Downunder Bullfrog Snot The Darling Downs Model Railway Club Inc. in Toowoomba, Queensland, Australia got some Snot to evaluate and we are now a distributor for it, our tests show significant improvements and as many of our locos are used for public displays, it won't take us long to evaluate the life expectancy and/or other attributes/failings. A Kato GS4 that threw its tires in the first few minutes was detired and became a poor puller, (6 Atlas ACF Hoppers up a 3% grade with an 'S' curve and a 180 degree curve) two layers of snot in the traction tire grooves and its performing far better than original, 19 hoppers up the same section of track, more testing is to be done on a variety of locos. A Kato U30c went from 16 to 25, and a Bachmann light Mountain from 5 to 10. And this is runnning upside down Down Under! Teditor:tb-biggrin::thumbs_up:
Bullfrog On An Athearn Challenger I need to improve the pulling power of the N Scale Challenger and have the little green jar. Which wheels do all you "in the know" recommend applying "snot" to? Also, what about an E7. Front on the forward axle and last on the rear? This is my first experience with the green magic. If this works like everybody seems to have experienced the GS4 and two Mikado's are next.

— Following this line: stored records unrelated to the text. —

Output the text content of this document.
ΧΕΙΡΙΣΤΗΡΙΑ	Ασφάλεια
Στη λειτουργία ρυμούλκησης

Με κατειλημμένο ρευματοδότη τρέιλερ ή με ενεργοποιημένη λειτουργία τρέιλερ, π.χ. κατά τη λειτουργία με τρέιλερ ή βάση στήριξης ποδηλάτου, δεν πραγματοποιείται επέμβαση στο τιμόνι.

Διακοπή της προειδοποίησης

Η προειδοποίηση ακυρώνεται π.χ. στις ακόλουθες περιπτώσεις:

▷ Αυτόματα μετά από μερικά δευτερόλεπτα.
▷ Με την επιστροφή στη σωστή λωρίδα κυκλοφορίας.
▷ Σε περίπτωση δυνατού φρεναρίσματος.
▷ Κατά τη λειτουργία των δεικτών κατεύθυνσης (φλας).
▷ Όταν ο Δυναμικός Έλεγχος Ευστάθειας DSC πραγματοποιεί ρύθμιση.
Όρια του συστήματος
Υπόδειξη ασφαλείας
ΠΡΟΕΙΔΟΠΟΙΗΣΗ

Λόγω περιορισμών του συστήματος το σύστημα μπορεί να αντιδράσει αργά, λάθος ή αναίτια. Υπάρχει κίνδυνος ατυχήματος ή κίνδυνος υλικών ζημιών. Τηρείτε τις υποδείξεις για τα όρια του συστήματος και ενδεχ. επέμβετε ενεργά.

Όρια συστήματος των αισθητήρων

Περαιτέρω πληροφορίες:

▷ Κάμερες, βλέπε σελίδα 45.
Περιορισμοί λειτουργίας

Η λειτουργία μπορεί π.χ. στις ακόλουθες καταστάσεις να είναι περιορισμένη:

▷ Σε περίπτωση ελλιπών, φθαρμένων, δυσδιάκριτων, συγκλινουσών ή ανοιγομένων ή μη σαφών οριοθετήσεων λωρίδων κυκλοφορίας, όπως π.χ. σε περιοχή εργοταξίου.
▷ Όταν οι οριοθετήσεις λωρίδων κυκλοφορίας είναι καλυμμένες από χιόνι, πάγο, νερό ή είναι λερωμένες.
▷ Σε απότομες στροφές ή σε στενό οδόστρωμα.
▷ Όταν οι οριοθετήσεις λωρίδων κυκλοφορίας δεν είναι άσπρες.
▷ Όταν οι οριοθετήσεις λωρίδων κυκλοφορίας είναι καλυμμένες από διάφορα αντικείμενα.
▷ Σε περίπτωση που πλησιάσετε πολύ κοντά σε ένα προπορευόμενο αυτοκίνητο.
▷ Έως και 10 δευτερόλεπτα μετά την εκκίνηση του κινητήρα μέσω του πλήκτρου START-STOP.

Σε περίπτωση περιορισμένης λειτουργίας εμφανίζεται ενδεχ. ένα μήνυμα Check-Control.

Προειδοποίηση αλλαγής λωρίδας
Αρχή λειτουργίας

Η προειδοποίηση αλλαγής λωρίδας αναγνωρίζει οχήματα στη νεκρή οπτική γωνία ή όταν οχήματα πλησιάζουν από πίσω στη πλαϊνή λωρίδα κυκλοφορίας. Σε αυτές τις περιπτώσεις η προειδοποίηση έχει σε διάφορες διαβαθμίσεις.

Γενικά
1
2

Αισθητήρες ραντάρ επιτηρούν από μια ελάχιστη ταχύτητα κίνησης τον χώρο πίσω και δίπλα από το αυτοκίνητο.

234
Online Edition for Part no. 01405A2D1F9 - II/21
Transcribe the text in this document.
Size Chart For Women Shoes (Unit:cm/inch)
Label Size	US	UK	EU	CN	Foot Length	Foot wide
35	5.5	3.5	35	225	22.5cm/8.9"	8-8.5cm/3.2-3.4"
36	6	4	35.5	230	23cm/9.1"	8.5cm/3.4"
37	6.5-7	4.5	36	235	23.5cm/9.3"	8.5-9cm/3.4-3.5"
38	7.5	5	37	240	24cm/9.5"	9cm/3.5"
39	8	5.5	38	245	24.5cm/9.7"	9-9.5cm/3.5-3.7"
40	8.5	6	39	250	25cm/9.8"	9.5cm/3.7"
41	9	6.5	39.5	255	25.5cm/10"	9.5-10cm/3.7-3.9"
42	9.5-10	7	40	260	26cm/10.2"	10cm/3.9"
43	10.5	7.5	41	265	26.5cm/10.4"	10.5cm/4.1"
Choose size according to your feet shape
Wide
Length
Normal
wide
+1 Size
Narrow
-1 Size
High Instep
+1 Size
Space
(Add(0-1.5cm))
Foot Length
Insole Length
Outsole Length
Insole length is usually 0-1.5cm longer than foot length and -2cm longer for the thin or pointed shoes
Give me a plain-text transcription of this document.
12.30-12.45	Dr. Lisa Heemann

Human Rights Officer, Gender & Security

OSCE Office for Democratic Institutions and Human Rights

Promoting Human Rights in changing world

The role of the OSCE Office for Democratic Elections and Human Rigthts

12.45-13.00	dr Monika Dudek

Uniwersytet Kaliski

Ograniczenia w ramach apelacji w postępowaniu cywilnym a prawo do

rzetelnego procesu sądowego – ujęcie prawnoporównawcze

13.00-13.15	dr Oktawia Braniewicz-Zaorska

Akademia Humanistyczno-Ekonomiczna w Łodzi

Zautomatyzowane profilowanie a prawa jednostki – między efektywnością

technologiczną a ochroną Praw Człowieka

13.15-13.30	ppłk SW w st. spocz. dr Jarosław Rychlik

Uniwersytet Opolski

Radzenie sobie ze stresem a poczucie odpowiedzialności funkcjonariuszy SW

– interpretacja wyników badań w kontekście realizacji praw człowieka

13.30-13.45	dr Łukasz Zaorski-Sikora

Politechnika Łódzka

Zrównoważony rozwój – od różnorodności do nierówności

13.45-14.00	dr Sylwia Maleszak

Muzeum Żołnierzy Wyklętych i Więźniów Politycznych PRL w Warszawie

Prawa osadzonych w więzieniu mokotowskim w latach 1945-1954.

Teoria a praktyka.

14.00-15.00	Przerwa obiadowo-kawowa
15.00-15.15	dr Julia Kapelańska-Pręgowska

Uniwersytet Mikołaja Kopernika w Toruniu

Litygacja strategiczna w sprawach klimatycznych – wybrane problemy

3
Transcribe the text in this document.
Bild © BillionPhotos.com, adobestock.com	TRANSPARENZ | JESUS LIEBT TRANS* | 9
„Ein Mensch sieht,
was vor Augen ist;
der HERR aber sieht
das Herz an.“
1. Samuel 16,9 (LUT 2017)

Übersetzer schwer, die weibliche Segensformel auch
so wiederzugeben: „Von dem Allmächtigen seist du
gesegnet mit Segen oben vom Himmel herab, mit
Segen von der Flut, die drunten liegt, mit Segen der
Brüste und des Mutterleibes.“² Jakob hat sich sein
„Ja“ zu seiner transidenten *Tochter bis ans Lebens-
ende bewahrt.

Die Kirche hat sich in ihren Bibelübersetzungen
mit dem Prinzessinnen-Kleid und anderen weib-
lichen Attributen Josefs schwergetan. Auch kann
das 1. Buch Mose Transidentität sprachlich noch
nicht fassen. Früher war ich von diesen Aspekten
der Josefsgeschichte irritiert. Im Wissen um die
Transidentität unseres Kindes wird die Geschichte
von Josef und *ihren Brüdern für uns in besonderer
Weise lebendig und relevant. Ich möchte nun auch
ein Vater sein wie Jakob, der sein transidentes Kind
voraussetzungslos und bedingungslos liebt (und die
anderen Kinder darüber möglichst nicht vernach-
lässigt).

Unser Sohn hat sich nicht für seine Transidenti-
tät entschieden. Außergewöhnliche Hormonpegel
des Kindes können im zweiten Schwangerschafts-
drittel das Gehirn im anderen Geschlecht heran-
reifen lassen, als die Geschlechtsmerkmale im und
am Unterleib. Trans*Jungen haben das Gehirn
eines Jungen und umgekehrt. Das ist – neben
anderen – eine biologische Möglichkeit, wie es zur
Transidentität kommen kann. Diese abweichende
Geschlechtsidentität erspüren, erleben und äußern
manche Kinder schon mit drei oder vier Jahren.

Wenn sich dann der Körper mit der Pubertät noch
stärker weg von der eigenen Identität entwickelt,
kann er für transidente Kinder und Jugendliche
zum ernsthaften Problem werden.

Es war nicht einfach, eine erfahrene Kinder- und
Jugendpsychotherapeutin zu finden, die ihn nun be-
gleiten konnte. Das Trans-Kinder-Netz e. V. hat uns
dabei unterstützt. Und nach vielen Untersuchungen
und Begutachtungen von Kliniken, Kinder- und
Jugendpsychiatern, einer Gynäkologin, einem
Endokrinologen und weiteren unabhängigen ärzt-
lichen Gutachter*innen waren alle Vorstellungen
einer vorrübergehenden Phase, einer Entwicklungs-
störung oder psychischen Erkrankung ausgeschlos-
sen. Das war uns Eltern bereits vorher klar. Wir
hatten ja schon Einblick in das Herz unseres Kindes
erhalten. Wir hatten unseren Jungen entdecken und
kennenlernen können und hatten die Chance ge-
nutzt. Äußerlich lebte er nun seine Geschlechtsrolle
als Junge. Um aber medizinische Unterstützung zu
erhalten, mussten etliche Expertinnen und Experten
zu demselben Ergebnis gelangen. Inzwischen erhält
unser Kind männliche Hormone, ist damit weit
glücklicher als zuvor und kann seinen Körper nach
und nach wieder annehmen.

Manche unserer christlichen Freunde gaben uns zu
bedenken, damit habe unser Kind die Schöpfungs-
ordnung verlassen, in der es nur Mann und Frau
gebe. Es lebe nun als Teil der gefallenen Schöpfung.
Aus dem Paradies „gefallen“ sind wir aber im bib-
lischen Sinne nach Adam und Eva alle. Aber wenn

I just used it to replace both traction tires on my Rivarossi H-8 Allegheny and it works great! The loco was the first one produced back in '01 and it had Riv's infamous crummy traction tires that stretch and fall off, which these did quite a while ago. But the Bull Frog Snot made short work of replacing them and we'll see how they hold up.
We've been getting a lot of snow here in the Northeast... Do you think I could get a couple bottles and smeer it on my car's radial tires? I'm tired of slippin' around on these roads. :tb-tongue:
I usually coat both wheels of one axle, and I have done the last driver axle on any steamer to which I have subjected the treatment. Works quite well. However, assuming you have decent pickup scattered around that loco, you could also do the left hand driver of one axle and pick another axle for the right hand driver...or try it with only one driver on one side.